– Змей!!!
Не смотреть бы. Но Данила не мог отвести взгляда. На площадку вышли другие змееглазые, четверо, нагие и беззащитные. Не изможденные, нет: молодые и здоровые. На шее одной из них покачивалась гирлянда из цветов.
Вновь стало тихо. Жужжали над котлами мухи, да почти неслышно постанывал умирающий у стены. Жрец вскинул жезл. Один из его помощников ухватил девушку за волосы на затылке, запрокинул голову, обнажив шею.
Данила сжал кулаки. «Это – не люди. Это – лешие, змееглазые, незнакомый народ. Это – другой мир».
Жрец развернулся и полоснул жертву по горлу изогнутым ножом.
Темная кровь хлынула из раны.
– ЗМЕЙ!!!
Даниле показалось, что он видит его, видит Змея, божество кровожадное и древнее. Видит, как покачивается голова рептилии, с благосклонностью взирающей на собрание… Нет, конечно, показалось. От жары, вони, крика, от ритма, вновь подхваченного барабанами, дикости происходящего.
Тело упало и покатилось по ступеням вниз.
Следующая жертва. Жрец, повременив с убийством, взял слово:
– Друзьям из другого мира! Лукавому! Легкой дороги!
Сперва Данила решил, что ослышался. Но прозвище отца жрец произнес по-русски:
– Змей!!!
Второе тело катится вниз. Там, у подножия, его подхватывают и уносят. Лижут пропитанную кровью землю чупакабры, они здесь ручные, типа собак.

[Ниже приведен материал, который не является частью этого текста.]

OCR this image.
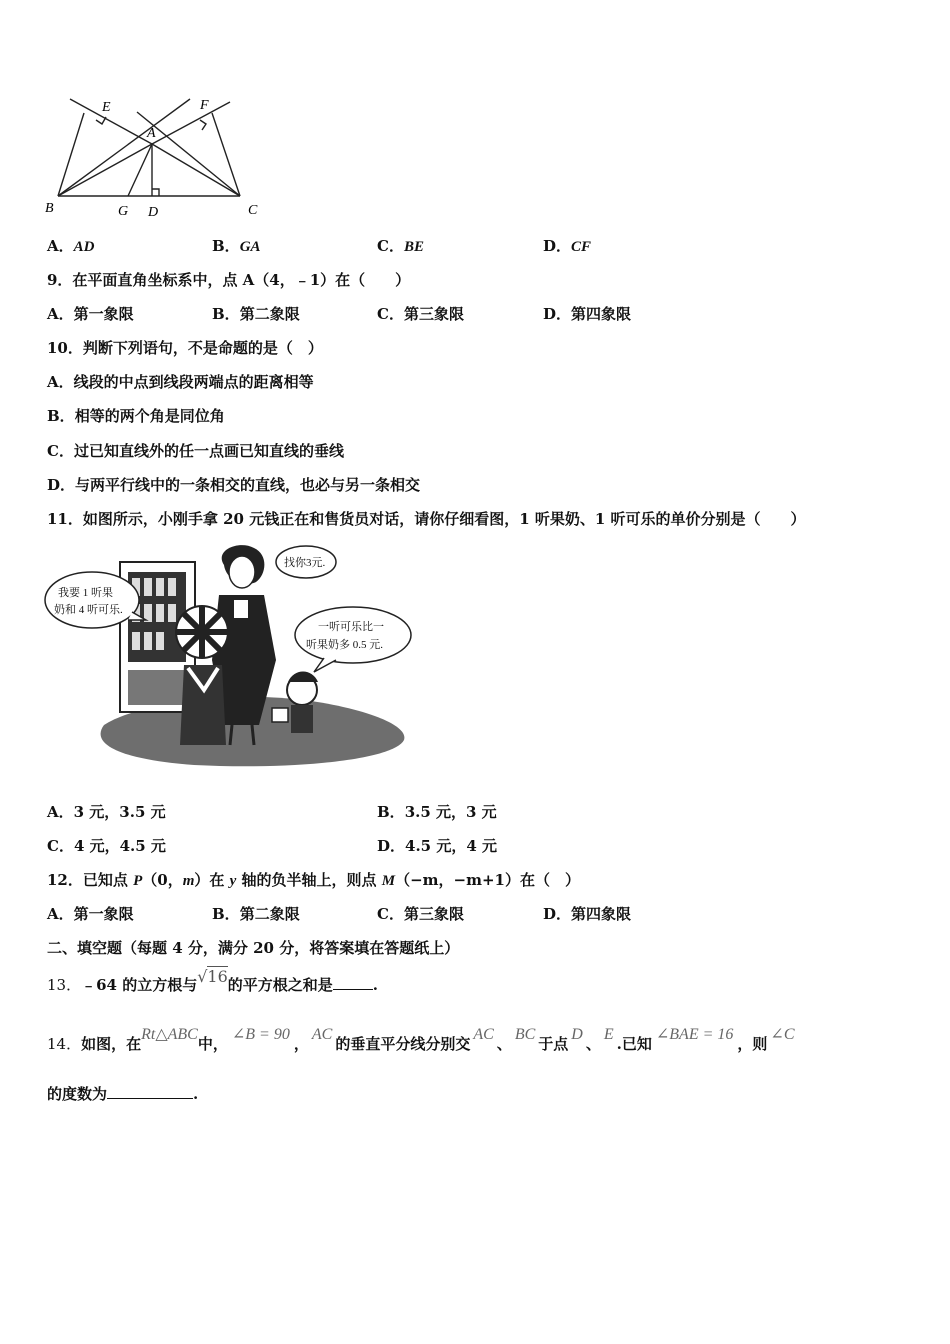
E	F
A
B	G D	C
A．AD	B．GA	C．BE	D．CF
9．在平面直角坐标系中，点 A（4，﹣1）在（　　）
A．第一象限	B．第二象限	C．第三象限	D．第四象限
10．判断下列语句，不是命题的是（　）
A．线段的中点到线段两端点的距离相等
B．相等的两个角是同位角
C．过已知直线外的任一点画已知直线的垂线
D．与两平行线中的一条相交的直线，也必与另一条相交
11．如图所示，小刚手拿 20 元钱正在和售货员对话，请你仔细看图，1 听果奶、1 听可乐的单价分别是（　　）
我要 1 听果
奶和 4 听可乐.
找你3元.
一听可乐比一
听果奶多 0.5 元.
A．3 元，3.5 元	B．3.5 元，3 元
C．4 元，4.5 元	D．4.5 元，4 元
12．已知点 P（0，m）在 y 轴的负半轴上，则点 M（−m，−m+1）在（　）
A．第一象限	B．第二象限	C．第三象限	D．第四象限
二、填空题（每题 4 分，满分 20 分，将答案填在答题纸上）
13．﹣64 的立方根与√16的平方根之和是	.
14．如图，在Rt△ABC中，∠B = 90，AC的垂直平分线分别交AC、BC于点D、E.已知∠BAE = 16，则∠C
的度数为	.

Дальше смотреть не имело смысла, как более не имело смысла и брать «языка»: яснее ясного, что виденная несколько часов назад процессия – отряд отца. Астрахан-старший покинул город и отправился куда-то, если верить жрецу, в сопровождении змееглазых.
И Данила даже знал куда: к алтарю в джунглях, открывающему змееглазым проход в лучший мир.

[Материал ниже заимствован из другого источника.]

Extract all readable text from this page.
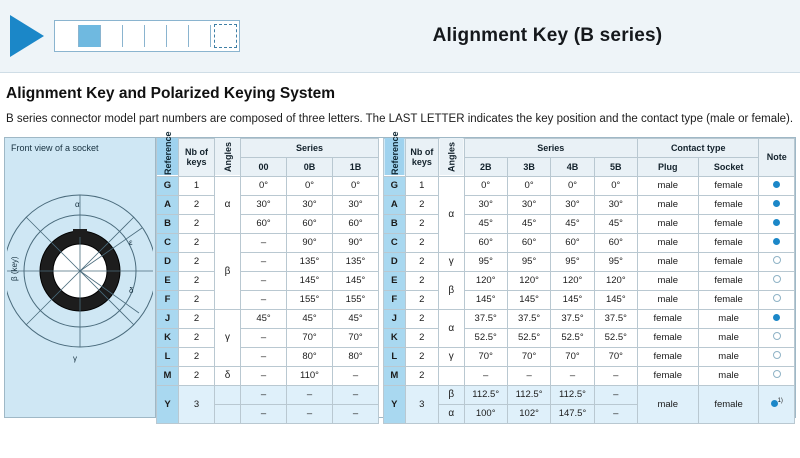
Alignment Key (B series)
Alignment Key and Polarized Keying System

B series connector model part numbers are composed of three letters. The LAST LETTER indicates the key position and the contact type (male or female).

Front view of a socket
α
β (key)
γ
δ
ε
Reference	Nb of keys	Angles	Series		
			00	0B	1B
G	1	α	0°	0°	0°
A	2		30°	30°	30°
B	2		60°	60°	60°
C	2	β	–	90°	90°
D	2		–	135°	135°
E	2		–	145°	145°
F	2		–	155°	155°
J	2	γ	45°	45°	45°
K	2		–	70°	70°
L	2		–	80°	80°
M	2	δ	–	110°	–
Y	3		–	–	–
			–	–	–
Reference	Nb of keys	Angles	Series				Contact type		Note
			2B	3B	4B	5B	Plug	Socket	
G	1	α	0°	0°	0°	0°	male	female	
A	2		30°	30°	30°	30°	male	female	
B	2		45°	45°	45°	45°	male	female	
C	2		60°	60°	60°	60°	male	female	
D	2	γ	95°	95°	95°	95°	male	female	
E	2	β	120°	120°	120°	120°	male	female	
F	2		145°	145°	145°	145°	male	female	
J	2	α	37.5°	37.5°	37.5°	37.5°	female	male	
K	2		52.5°	52.5°	52.5°	52.5°	female	male	
L	2	γ	70°	70°	70°	70°	female	male	
M	2		–	–	–	–	female	male	
Y	3	β	112.5°	112.5°	112.5°	–	male	female	$^{1)}$
		α	100°	102°	147.5°	–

Но религия этих дикарей не предполагала ни справедливых ко всем божеств, ни прощения, ни сострадания. Крови, крови жертв жаждали идолы. И скорее всего, жертвой суждено стать Марине.
Данила, пятясь, отступал с площади. Лишь бы не обратили внимания! Ноги слегка подрагивали. Да, жертвы, которым перерезали горло, скорее всего, добровольные. Это не несчастный Валик – с детства зомбированные существа. Он (или Генка?) читал о таком: с радостью и гордостью лучшие из лучших отдавали себя на растерзание. Скорее всего, одурманенные религиозным экстазом, они не чувствуют ни страха, ни боли.

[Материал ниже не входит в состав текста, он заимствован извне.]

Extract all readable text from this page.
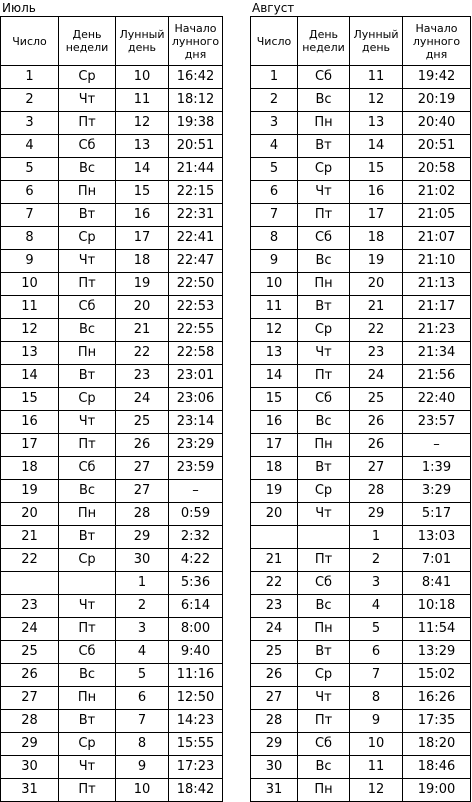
Июль
Число	День недели	Лунный день	Начало лунного дня
1	Ср	10	16:42
2	Чт	11	18:12
3	Пт	12	19:38
4	Сб	13	20:51
5	Вс	14	21:44
6	Пн	15	22:15
7	Вт	16	22:31
8	Ср	17	22:41
9	Чт	18	22:47
10	Пт	19	22:50
11	Сб	20	22:53
12	Вс	21	22:55
13	Пн	22	22:58
14	Вт	23	23:01
15	Ср	24	23:06
16	Чт	25	23:14
17	Пт	26	23:29
18	Сб	27	23:59
19	Вс	27	–
20	Пн	28	0:59
21	Вт	29	2:32
22	Ср	30	4:22
		1	5:36
23	Чт	2	6:14
24	Пт	3	8:00
25	Сб	4	9:40
26	Вс	5	11:16
27	Пн	6	12:50
28	Вт	7	14:23
29	Ср	8	15:55
30	Чт	9	17:23
31	Пт	10	18:42
Август
Число	День недели	Лунный день	Начало лунного дня
1	Сб	11	19:42
2	Вс	12	20:19
3	Пн	13	20:40
4	Вт	14	20:51
5	Ср	15	20:58
6	Чт	16	21:02
7	Пт	17	21:05
8	Сб	18	21:07
9	Вс	19	21:10
10	Пн	20	21:13
11	Вт	21	21:17
12	Ср	22	21:23
13	Чт	23	21:34
14	Пт	24	21:56
15	Сб	25	22:40
16	Вс	26	23:57
17	Пн	26	–
18	Вт	27	1:39
19	Ср	28	3:29
20	Чт	29	5:17
		1	13:03
21	Пт	2	7:01
22	Сб	3	8:41
23	Вс	4	10:18
24	Пн	5	11:54
25	Вт	6	13:29
26	Ср	7	15:02
27	Чт	8	16:26
28	Пт	9	17:35
29	Сб	10	18:20
30	Вс	11	18:46
31	Пн	12	19:00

И верят, что, как только померкнет перед глазами и затихнет сердце, они очнутся в местном аналоге рая. В Секторе?
Но смотреть и не вмешиваться было невыносимо. А вмешаться и спасти – невозможно и к тому же – глупо.
«Всем не поможешь, – твердил про себя Данила, вспоминая Валика. – Успокойся, боец Астрахан. Спокойно, кому сказано! Ты никогда не был мягкосердечным, а тут раскис. Баба, тряпка! Вспомни земную историю: не доведут цивилизацию змееглазых такие боги до хорошего. А ты тут ни при чем. Ты – гость. Твое дело: догнать папашу, спасти Марину и узнать, зачем вообще отец сюда поперся. Однако, какое совпадение… наверняка папаша и вожди этого милого народа прекрасно поняли друг друга. Лукавый – тот еще змей…»
– ЗМЕЙ! – будто услышав его мысли, грянула толпа.
Данила развернулся и, стараясь не спешить, двигаться плавно, пошел к воротам.
Он был на полпути от цели, когда сзади окликнули:
– Ссстой!
Данила остановился, поудобнее перехватил копье и обернулся. Их было двое, наверное, смена «успокоенным» Данилой стражникам. Один держал кожаный шлем под мышкой, и видны были его пристальные, немигающие, золотые глаза. Рот перемазан темно-красным, будто леший пил кровь, но это, конечно, не так – просто след ритуального пиршества… Все здесь – красное, и не удивительно, что цивилизация змееглазых столь кровожадна. Еще несколько дней, и Данила, пожалуй, поймет их окончательно.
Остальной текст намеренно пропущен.